On the 15th, the Fair Trade Commission issued a corrective order against K Cube Holdings (K Cube) for exercising voting rights over Kakao and Kakao Games from 2020 to 2021, and filed charges against K Cube with the prosecution. The reason was that K Cube, a financial company, violated the separation of banking and commerce by exercising voting rights through shares of its affiliates.


Industry insiders interpret this as a direct targeting of Kim. K Cube is a personal company wholly owned by Kim. It is also one of the pillars of Kim’s control over Kakao. As of the end of September, K Cube held a 10.51% stake in Kakao, making it the second-largest shareholder after Kim himself, who holds 13.27%. If K Cube’s voting rights are restricted due to the Fair Trade Commission’s action, the entire Kakao governance structure centered around Kim could be shaken.


Triple Hardships: Leadership, Trust, and Regulation

Kim’s crisis began in January when Ryu Young-jun, the former CEO of Kakao Pay and the chosen successor to lead Kakao, voluntarily resigned amid a stock sell-off controversy. This exposed the limits of Kim’s independent management approach. While guaranteeing independent management rights and rapidly expanding subsidiaries was the secret to Kakao’s growth, it also led to a survival-of-the-fittest environment that sparked internal conflicts. Previously, Kakao Mobility faced backlash for attempting to raise taxi fares, which was criticized as infringing on local businesses.

Kakao's Kim Beom-su Faces Worst Year Yet... Even the Fair Trade Commission's Hammer Strikes View original image

The Kakao service outage caused by a data center fire in October escalated into a corporate trust crisis. The company was criticized for focusing on growth while lacking social responsibility and crisis response capabilities. Leadership issues came to the forefront when Namgung Hoon, Kim’s trusted lieutenant and former Kakao CEO, stepped down. Over the past year, Kakao has changed CEOs four times, raising concerns that the "Kim Beom-su faction" has reached its limits. Meanwhile, Kakao’s market capitalization, which once closely chased LG Group and Hyundai Motor Group and exceeded 100 trillion won, has been halved. The current valuation of the Kakao Group stands at around 47 trillion won. Kakao slipped from 4th to 12th place in the KOSPI market capitalization rankings.

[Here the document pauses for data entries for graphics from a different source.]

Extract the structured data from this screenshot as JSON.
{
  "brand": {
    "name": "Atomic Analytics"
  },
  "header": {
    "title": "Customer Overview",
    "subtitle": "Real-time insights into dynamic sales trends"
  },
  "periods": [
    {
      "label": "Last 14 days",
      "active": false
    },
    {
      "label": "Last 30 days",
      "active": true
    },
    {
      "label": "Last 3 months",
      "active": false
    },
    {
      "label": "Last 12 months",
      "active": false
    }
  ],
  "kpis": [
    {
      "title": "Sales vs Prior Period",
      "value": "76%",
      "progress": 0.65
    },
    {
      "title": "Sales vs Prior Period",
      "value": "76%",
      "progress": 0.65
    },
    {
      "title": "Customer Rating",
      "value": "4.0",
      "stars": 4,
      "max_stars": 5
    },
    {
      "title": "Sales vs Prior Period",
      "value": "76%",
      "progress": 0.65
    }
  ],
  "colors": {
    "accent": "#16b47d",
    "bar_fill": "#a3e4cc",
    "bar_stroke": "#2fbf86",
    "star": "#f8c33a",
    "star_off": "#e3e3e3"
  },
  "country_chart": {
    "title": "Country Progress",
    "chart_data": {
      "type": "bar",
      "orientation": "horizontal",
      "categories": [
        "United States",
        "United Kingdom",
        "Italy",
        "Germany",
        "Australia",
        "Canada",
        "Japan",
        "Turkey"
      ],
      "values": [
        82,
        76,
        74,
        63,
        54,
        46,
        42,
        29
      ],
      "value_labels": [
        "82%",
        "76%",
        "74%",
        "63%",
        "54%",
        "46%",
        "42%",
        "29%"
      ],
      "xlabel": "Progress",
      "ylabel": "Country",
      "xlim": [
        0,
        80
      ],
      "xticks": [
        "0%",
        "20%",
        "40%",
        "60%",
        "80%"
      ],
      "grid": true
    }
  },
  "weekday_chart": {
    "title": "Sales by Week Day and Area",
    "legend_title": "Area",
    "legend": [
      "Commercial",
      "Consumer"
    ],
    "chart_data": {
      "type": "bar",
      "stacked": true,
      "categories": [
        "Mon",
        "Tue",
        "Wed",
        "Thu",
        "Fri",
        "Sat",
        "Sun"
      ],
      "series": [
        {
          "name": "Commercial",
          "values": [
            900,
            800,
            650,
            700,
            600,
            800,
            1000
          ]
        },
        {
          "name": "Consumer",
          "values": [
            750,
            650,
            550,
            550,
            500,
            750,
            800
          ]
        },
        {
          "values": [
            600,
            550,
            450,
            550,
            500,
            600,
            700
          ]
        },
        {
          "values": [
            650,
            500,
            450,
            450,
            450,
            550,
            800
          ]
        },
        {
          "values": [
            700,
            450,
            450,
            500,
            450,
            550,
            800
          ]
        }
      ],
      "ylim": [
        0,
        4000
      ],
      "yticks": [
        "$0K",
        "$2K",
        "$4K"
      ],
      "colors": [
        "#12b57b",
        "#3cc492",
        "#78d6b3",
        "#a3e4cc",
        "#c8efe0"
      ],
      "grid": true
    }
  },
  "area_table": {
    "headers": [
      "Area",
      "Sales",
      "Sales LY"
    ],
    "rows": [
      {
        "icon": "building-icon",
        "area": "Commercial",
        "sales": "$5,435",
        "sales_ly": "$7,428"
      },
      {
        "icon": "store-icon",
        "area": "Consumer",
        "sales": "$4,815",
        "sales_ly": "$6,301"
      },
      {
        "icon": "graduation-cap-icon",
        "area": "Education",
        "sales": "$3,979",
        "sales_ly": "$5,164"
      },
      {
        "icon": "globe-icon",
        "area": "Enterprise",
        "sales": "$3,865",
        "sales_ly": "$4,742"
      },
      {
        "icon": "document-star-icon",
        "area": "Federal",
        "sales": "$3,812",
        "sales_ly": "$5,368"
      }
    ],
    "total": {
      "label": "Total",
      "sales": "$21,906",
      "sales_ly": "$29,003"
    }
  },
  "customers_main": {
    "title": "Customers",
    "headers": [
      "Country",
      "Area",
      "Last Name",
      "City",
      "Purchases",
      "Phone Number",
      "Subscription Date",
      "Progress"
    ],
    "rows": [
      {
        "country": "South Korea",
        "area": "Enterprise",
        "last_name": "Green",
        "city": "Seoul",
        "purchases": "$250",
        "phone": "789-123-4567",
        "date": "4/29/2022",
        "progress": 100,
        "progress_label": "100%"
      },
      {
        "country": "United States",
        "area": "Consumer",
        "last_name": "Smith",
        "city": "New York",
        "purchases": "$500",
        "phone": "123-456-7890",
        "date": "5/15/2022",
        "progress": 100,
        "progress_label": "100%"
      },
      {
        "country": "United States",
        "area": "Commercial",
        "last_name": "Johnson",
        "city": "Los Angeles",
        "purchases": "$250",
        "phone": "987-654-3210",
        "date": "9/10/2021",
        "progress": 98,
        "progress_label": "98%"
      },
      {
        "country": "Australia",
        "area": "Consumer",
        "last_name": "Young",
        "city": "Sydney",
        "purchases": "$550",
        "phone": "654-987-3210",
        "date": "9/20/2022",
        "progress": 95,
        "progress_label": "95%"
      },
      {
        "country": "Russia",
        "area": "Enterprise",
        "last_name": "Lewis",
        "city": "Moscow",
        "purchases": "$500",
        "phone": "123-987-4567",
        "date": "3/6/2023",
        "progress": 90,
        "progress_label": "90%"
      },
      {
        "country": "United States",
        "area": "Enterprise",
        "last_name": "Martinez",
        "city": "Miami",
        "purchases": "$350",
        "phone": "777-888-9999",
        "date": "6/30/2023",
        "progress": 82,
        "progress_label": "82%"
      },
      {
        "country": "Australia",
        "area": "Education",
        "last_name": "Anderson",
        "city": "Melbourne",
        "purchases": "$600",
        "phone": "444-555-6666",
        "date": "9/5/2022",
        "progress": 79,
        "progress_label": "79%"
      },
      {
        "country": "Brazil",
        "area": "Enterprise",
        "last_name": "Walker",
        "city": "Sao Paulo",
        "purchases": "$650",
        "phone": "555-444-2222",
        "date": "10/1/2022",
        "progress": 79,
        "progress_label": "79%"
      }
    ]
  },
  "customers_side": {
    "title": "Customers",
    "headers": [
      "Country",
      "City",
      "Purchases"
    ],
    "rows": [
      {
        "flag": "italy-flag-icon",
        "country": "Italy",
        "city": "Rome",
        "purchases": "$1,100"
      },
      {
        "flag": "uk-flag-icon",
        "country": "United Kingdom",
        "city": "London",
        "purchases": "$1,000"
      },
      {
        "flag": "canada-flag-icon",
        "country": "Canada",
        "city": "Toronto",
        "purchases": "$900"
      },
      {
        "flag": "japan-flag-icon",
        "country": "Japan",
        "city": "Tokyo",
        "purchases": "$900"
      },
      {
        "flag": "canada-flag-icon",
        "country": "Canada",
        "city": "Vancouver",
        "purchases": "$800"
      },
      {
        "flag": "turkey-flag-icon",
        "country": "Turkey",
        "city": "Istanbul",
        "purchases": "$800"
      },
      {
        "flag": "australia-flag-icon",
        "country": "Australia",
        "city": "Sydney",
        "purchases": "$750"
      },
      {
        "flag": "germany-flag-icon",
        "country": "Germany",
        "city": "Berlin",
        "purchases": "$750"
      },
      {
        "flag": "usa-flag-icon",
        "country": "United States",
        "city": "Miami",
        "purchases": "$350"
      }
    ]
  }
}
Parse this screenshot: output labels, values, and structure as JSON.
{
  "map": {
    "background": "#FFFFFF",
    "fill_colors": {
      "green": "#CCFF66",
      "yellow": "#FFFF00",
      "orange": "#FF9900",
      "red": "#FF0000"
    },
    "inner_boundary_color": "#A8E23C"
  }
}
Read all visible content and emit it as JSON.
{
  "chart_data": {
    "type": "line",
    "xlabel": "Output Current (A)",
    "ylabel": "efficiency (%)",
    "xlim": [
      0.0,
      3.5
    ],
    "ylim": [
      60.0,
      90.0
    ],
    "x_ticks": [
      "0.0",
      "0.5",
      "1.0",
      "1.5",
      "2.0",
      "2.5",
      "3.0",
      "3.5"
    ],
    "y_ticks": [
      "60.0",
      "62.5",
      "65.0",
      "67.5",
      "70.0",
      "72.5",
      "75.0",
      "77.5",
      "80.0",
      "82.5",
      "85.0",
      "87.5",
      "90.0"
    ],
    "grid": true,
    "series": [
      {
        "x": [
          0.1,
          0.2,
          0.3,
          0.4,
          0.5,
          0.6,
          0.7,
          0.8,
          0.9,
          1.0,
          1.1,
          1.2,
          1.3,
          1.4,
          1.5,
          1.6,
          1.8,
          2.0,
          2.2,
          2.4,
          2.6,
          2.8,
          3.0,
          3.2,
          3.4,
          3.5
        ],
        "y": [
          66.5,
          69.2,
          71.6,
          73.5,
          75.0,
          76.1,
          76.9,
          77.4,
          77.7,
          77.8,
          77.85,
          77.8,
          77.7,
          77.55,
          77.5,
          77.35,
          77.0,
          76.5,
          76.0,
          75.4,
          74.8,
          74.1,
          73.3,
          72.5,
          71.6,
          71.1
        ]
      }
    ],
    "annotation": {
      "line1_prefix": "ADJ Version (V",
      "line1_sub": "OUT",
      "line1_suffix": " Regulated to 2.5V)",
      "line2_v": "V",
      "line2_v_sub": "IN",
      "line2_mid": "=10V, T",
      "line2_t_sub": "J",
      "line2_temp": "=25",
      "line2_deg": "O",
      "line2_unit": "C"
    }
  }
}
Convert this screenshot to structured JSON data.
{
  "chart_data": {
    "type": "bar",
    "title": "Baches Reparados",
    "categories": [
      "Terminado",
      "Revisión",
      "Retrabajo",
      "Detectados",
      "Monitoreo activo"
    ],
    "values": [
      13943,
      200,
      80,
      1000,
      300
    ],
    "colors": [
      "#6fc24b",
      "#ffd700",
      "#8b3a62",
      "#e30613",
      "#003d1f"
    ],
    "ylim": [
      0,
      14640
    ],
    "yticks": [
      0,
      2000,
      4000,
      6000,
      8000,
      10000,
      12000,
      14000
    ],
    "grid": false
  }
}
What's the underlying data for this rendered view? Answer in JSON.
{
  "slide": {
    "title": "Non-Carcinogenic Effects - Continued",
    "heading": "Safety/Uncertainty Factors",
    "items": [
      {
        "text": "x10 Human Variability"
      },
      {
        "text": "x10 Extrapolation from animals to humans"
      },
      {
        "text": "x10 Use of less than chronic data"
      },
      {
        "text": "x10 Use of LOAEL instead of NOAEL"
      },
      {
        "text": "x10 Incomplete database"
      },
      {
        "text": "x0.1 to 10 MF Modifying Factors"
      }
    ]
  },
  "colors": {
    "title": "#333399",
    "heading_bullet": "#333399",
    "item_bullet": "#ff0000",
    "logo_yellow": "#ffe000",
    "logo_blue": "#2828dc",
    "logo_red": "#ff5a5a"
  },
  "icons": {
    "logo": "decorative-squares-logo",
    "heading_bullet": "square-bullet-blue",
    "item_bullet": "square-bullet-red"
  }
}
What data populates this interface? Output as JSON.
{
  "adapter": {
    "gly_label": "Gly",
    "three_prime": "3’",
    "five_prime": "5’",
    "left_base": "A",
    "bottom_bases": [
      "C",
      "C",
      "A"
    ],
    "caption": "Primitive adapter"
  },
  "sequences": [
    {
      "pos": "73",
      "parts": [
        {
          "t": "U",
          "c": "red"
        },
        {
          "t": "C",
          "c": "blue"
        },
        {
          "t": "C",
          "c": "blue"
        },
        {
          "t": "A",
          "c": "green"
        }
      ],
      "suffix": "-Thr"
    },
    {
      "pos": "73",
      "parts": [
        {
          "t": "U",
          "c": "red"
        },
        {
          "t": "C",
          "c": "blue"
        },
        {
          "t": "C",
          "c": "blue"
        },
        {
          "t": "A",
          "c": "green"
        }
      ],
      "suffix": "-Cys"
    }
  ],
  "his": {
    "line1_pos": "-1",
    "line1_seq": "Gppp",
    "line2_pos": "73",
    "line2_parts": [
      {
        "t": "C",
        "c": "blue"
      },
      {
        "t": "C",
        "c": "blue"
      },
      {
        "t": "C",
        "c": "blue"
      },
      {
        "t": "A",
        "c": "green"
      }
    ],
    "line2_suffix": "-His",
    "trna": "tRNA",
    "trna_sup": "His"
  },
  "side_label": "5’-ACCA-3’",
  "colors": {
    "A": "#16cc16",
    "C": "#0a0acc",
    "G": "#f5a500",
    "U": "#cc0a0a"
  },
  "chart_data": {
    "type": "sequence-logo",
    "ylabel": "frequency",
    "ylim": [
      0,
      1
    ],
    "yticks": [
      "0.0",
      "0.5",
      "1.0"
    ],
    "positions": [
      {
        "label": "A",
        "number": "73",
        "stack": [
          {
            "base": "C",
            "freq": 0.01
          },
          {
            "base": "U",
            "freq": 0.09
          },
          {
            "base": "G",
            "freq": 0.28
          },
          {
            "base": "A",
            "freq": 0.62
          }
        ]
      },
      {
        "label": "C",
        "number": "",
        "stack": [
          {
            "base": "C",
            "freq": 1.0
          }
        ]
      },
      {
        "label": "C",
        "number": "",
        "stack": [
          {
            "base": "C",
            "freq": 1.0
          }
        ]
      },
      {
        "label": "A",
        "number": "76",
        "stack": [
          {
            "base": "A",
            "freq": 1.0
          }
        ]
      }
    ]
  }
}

Regulatory issues are also targeting Kakao. Various government agencies including the Fair Trade Commission, Ministry of Science and ICT, Personal Information Protection Commission, and Financial Supervisory Service have announced plans to strengthen platform regulations. In particular, the Fair Trade Commission is preparing sanctions against Kakao Mobility for alleged preferential treatment of affiliated taxi calls and is set to announce guidelines on online platform monopolies and antitrust reviews.


Butterfly Effect Impacting Governance: "Kim Beom-su Must Directly Manage the Crisis"

In March, Kim resigned as chairman of the Kakao board, stating he would focus on global business and stepped away from frontline management. However, as the spotlight turned to Kim, it became difficult for him to avoid responsibility. Some argue that Kim’s absence has exacerbated the crisis, and he must directly manage the situation. Since the entire Kakao governance structure could be destabilized, this should be regarded not as a passing growing pain but as a serious crisis.



Professor Wi Jeong-hyun of Chung-Ang University said, "Starting from last year’s local business controversy to the service outage incident, the 'national company' has become a 'national pariah,' leading to this sanction. Although K Cube has announced plans to take legal action, the controversy will continue for some time, and since this issue could affect governance, it is a serious matter."


This content was produced with the assistance of AI translation services.